Sometimes there's like context around this stuff. And nuance, I think the word is. Yeah. I mean, the Bills opened as favorites. I think it switched back to the Broncos. It's crazy. But that's not – picking the Broncos is not – it's not like they're 14.3. God forbid I pick the teams that I think are going to win.
Yeah, I actually – well, I don't even want to get ahead of myself, but I do think, like, if the Bears have to play the Seahawks, that's a nightmare matchup because of how good that defense is. But hopefully we have that problem to get to after Sunday night. Yes. All right, rowback question, R-H-O-B-A-C-K.com, promo code TAKE.

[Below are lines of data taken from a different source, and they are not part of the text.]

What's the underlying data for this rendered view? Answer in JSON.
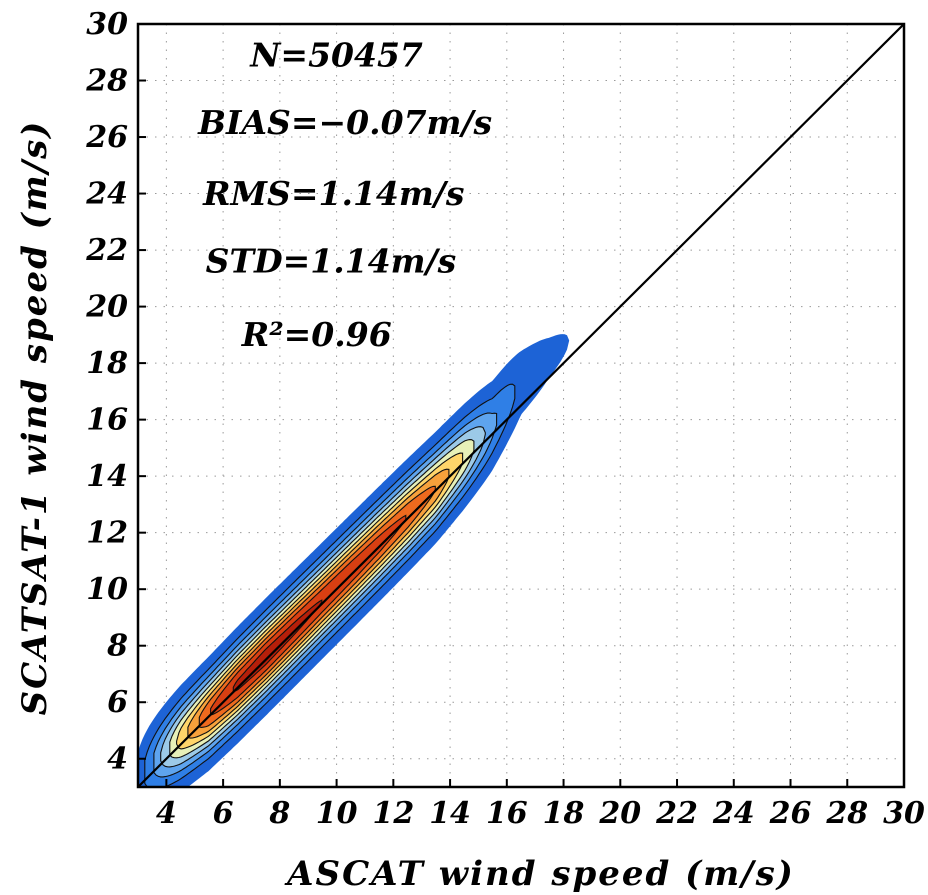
{
  "chart_data": {
    "type": "heatmap",
    "title": "",
    "xlabel": "ASCAT wind speed (m/s)",
    "ylabel": "SCATSAT-1 wind speed (m/s)",
    "xlim": [
      3,
      30
    ],
    "ylim": [
      3,
      30
    ],
    "x_ticks": [
      "4",
      "6",
      "8",
      "10",
      "12",
      "14",
      "16",
      "18",
      "20",
      "22",
      "24",
      "26",
      "28",
      "30"
    ],
    "y_ticks": [
      "4",
      "6",
      "8",
      "10",
      "12",
      "14",
      "16",
      "18",
      "20",
      "22",
      "24",
      "26",
      "28",
      "30"
    ],
    "grid": true,
    "reference_line": {
      "from": [
        3,
        3
      ],
      "to": [
        30,
        30
      ]
    },
    "annotations": [
      {
        "text": "N=50457",
        "x": 10.0,
        "y": 28.5
      },
      {
        "text": "BIAS=−0.07m/s",
        "x": 10.3,
        "y": 26.1
      },
      {
        "text": "RMS=1.14m/s",
        "x": 9.9,
        "y": 23.6
      },
      {
        "text": "STD=1.14m/s",
        "x": 9.8,
        "y": 21.2
      },
      {
        "text": "R²=0.96",
        "x": 9.3,
        "y": 18.6
      }
    ],
    "density_levels": [
      0.05,
      0.15,
      0.25,
      0.35,
      0.45,
      0.55,
      0.65,
      0.75,
      0.85,
      0.95
    ],
    "density_colors": [
      "#1d63d6",
      "#2f7fe6",
      "#5ea4ee",
      "#9ccae8",
      "#e7f0b8",
      "#ffd56a",
      "#f7a13b",
      "#ee6a1e",
      "#d83f12",
      "#b51f0a"
    ],
    "density_ridge": [
      {
        "x": 3.5,
        "y": 3.8,
        "peak": 0.25
      },
      {
        "x": 4.5,
        "y": 4.7,
        "peak": 0.6
      },
      {
        "x": 5.5,
        "y": 5.6,
        "peak": 0.85
      },
      {
        "x": 6.5,
        "y": 6.6,
        "peak": 0.97
      },
      {
        "x": 7.5,
        "y": 7.6,
        "peak": 1.0
      },
      {
        "x": 8.5,
        "y": 8.6,
        "peak": 0.98
      },
      {
        "x": 9.5,
        "y": 9.6,
        "peak": 0.95
      },
      {
        "x": 10.5,
        "y": 10.6,
        "peak": 0.93
      },
      {
        "x": 11.5,
        "y": 11.6,
        "peak": 0.9
      },
      {
        "x": 12.5,
        "y": 12.6,
        "peak": 0.85
      },
      {
        "x": 13.5,
        "y": 13.6,
        "peak": 0.75
      },
      {
        "x": 14.5,
        "y": 14.7,
        "peak": 0.55
      },
      {
        "x": 15.5,
        "y": 15.8,
        "peak": 0.28
      },
      {
        "x": 16.5,
        "y": 17.3,
        "peak": 0.12
      },
      {
        "x": 17.5,
        "y": 18.2,
        "peak": 0.07
      },
      {
        "x": 18.2,
        "y": 18.8,
        "peak": 0.05
      }
    ]
  }
}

20% off your first purchase, Q-Zips, polos, hoodies, joggers, shorts, rowback.com, promo code TAKE. Zach, Zach is up. Zach, have you ever met Kyle? You've never met Kyle. I have not met Kyle, no, sir. What's up, Zach? What's up, Zach? Virtually, I've met Kyle. Kyle, have you dabbled in, I heard the shout out a little bit earlier, have you dabbled in our craters at all? Oh, big time, buddy.
Big time. I'm ready for, my projects are done. I'm ready for the expedition. Now, are you doing like PVP? Like are you going after other teams or are you going against the map, against the arcs? Sometimes I do a little recruiting when I'm doing against the arcs. I'll do some recruiting in solo lobbies. But for the most part, I'm testing out the guns that I got from my free loadout.
You know what I'm saying? I like that because I'm historically running free loadouts too, man. It's too risky to go in there and lose everything. That's it. That's it. Kyle, have you – follow-up question on Zach's question. Have you ever accidentally stayed up until 5 a.m. playing arc raiders? Yeah, I stayed up, and then I was late to a really important meeting, actually, this one time.
I'm sorry that happened to you, man. It happens to some people sometimes, and all we can do is be better, right? And then Howie came in and fired you? Yeah. You just got to, God willing, help the team and keep showing up. Yeah. What happens in an NFL locker room when a guy sleeps in through a meeting? $12,000 non-tax write-off and man-o-man, just like the look of death. Oh.